Si les exportations vers les États-Unis ne représentent qu’1,5 % du PIB français, contre, par exemple, 10 % pour l’Irlande, les entreprises françaises sont en revanche bien implantées aux États-Unis, où l’Hexagone était le troisième investisseur européen et le cinquième investisseur étranger en 2023. D’après des chiffres communiqués à l’AFP par la Chambre de commerce américaine en France (AmCham), plus de 4 200 filiales d’entreprises françaises y opèrent actuellement.
« Appel au patriotisme des entreprises »
Le chef de l’État a réuni son gouvernement, les représentants patronaux et les représentants des filières industrielles à l’Élysée ce 3 avril pour aborder la riposte face à cette déclaration de guerre commerciale. En écho, ce vendredi matin, le ministre de l’Économie, Éric Lombard, interrogé par BFMTV, a lui aussi fait « appel au patriotisme des entreprises » et à leur « solidarité » face à l’augmentation des droits de douanes, en attendant que des négociations parviennent, espère-t-il, à faire revenir Donald Trump dans le droit chemin. Et de préciser que les entreprises exportatrices vers les États-Unis seront « accompagnées » face à un « risque réel ».
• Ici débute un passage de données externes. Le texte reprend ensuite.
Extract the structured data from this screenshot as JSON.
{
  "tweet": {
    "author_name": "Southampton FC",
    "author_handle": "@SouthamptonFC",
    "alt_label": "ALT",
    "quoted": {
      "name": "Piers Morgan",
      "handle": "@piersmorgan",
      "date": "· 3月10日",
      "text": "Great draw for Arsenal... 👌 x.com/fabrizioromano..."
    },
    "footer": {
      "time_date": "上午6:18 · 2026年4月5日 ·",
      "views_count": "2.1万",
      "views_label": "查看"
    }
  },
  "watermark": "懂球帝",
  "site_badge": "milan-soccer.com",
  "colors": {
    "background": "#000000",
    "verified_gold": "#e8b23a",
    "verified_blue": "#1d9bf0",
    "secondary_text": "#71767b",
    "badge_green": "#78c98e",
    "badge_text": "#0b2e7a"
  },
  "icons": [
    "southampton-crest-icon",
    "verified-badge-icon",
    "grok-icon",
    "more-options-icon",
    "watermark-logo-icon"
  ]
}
Ces dernières devraient en effet se voir appliquer dans les prochains jours des droits de douanes à hauteur de 20 %. Certaines, sensibles aux arguments de l’exécutif, ont d’ores et déjà annoncé couper les ponts avec leurs investissements outre-atlantique. C’est le cas d’Alexandre Saubot, président de France Industrie, interrogé par Le Monde. « Il y a de toute façon trop d’incertitudes aux États-Unis pour que le pays attire les investissements. Et nous sommes tous déterminés à travailler ensemble pour ramener les Américains à la table de négociations dans les meilleures conditions », a-t-il déclaré.
CMA CGM va investir 20 milliards d’euros
Interrogé sur BFMTV, le patron du Medef Patrick Martin a affirmé que ce durcissement des droits de douanes pourrait avoir des « conséquences graves à plusieurs centaines de milliers de destructions d’emploi », en particulier dans les filières de l’aéronautique et de l’agroalimentaire. Celui-ci appelle à la fermeté, et à imaginer des « mesures pour rebondir » à l’échelle de l’Europe.
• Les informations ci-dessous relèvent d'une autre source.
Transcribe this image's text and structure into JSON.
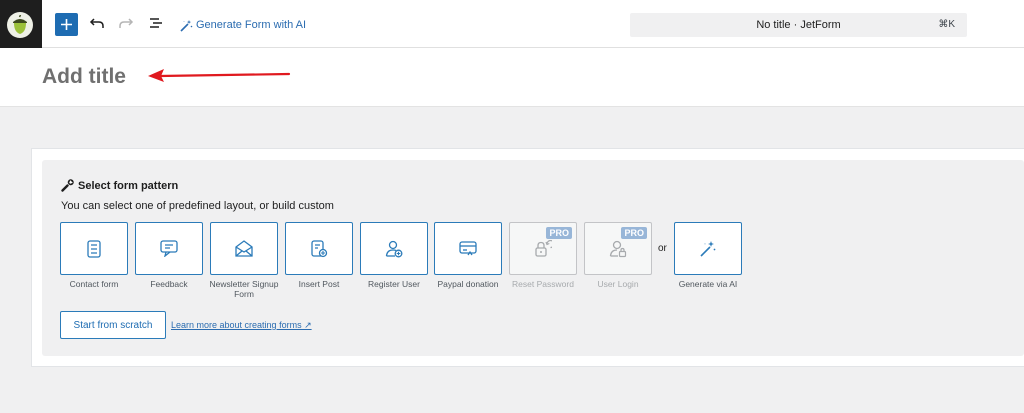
{
  "toolbar": {
    "generate_ai_label": "Generate Form with AI",
    "document_title": "No title · JetForm",
    "shortcut": "⌘K"
  },
  "title": {
    "placeholder": "Add title"
  },
  "pattern_panel": {
    "heading": "Select form pattern",
    "description": "You can select one of predefined layout, or build custom",
    "patterns": [
      {
        "label": "Contact form",
        "icon": "contact-form-icon",
        "pro": false
      },
      {
        "label": "Feedback",
        "icon": "feedback-icon",
        "pro": false
      },
      {
        "label": "Newsletter Signup Form",
        "icon": "newsletter-icon",
        "pro": false
      },
      {
        "label": "Insert Post",
        "icon": "insert-post-icon",
        "pro": false
      },
      {
        "label": "Register User",
        "icon": "register-user-icon",
        "pro": false
      },
      {
        "label": "Paypal donation",
        "icon": "paypal-icon",
        "pro": false
      },
      {
        "label": "Reset Password",
        "icon": "reset-password-icon",
        "pro": true
      },
      {
        "label": "User Login",
        "icon": "user-login-icon",
        "pro": true
      }
    ],
    "or_label": "or",
    "generate_ai": {
      "label": "Generate via AI",
      "icon": "magic-wand-icon"
    },
    "pro_badge": "PRO",
    "start_scratch_label": "Start from scratch",
    "learn_more_label": "Learn more about creating forms ↗"
  },
  "colors": {
    "accent": "#1e6cb2",
    "annotation_arrow": "#e0191f"
  }
}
D’autres champions économiques tricolores n’ont toutefois pas entendu le mot d’ordre présidentiel de la même oreille. Le patron de l’armateur CMA CGM, Rodolphe Saadé, avait ainsi immortalisé début mars, dans le bureau ovale de la Maison Blanche, sa promesse d’investir 20 milliards d’euros aux États-Unis et d’y créer 10 000 emplois, alors que la menace du couperet tarifaire planait déjà.
Le constructeur automobile Stellantis, dont les marques sont un pied aux États-Unis (Chrysler, Dodge, Jeep), l’autre en Europe (Peugeot, Citroën, Fiat, Opel…), promettait, quant à lui, cinq milliards d’euros à ses usines américaines. Il a depuis annoncé jeudi mettre en pause son usine Chrysler de Windsor (4 000 salariés au Canada).
Le PDG de TotalEnergies n’a pas non plus l’intention de diminuer ses investissements alors que Donald Trump a fondé sa campagne électorale sur le slogan « Drill, Baby, drill » (« fore, bébé, fore ») et que la major française envisage une double cotation, à la Bourse de Paris dans le CAC40, mais aussi à Wall Street à New York. Patrick Pouyanné pense en revanche que le « pragmatisme » conduirait l’administration de Trump à faire marche arrière sur ces droits de douane.
L’agroalimentaire sur plusieurs fronts
Du côté des services, Sodexo ne compte pas s’arrêter d’investir chez l’Oncle Sam. « Aux États-Unis, on est américains, donc on va continuer à développer nos activités » dans le pays, a estimé la présidente du groupe, Sophie Bellon. Rappelant que le pays était « le premier marché mondial de nos activités », elle a ajouté : « On n’est pas dans une industrie où on se pose la question ”est-ce qu’on va ouvrir une nouvelle usine aux États-Unis ?”».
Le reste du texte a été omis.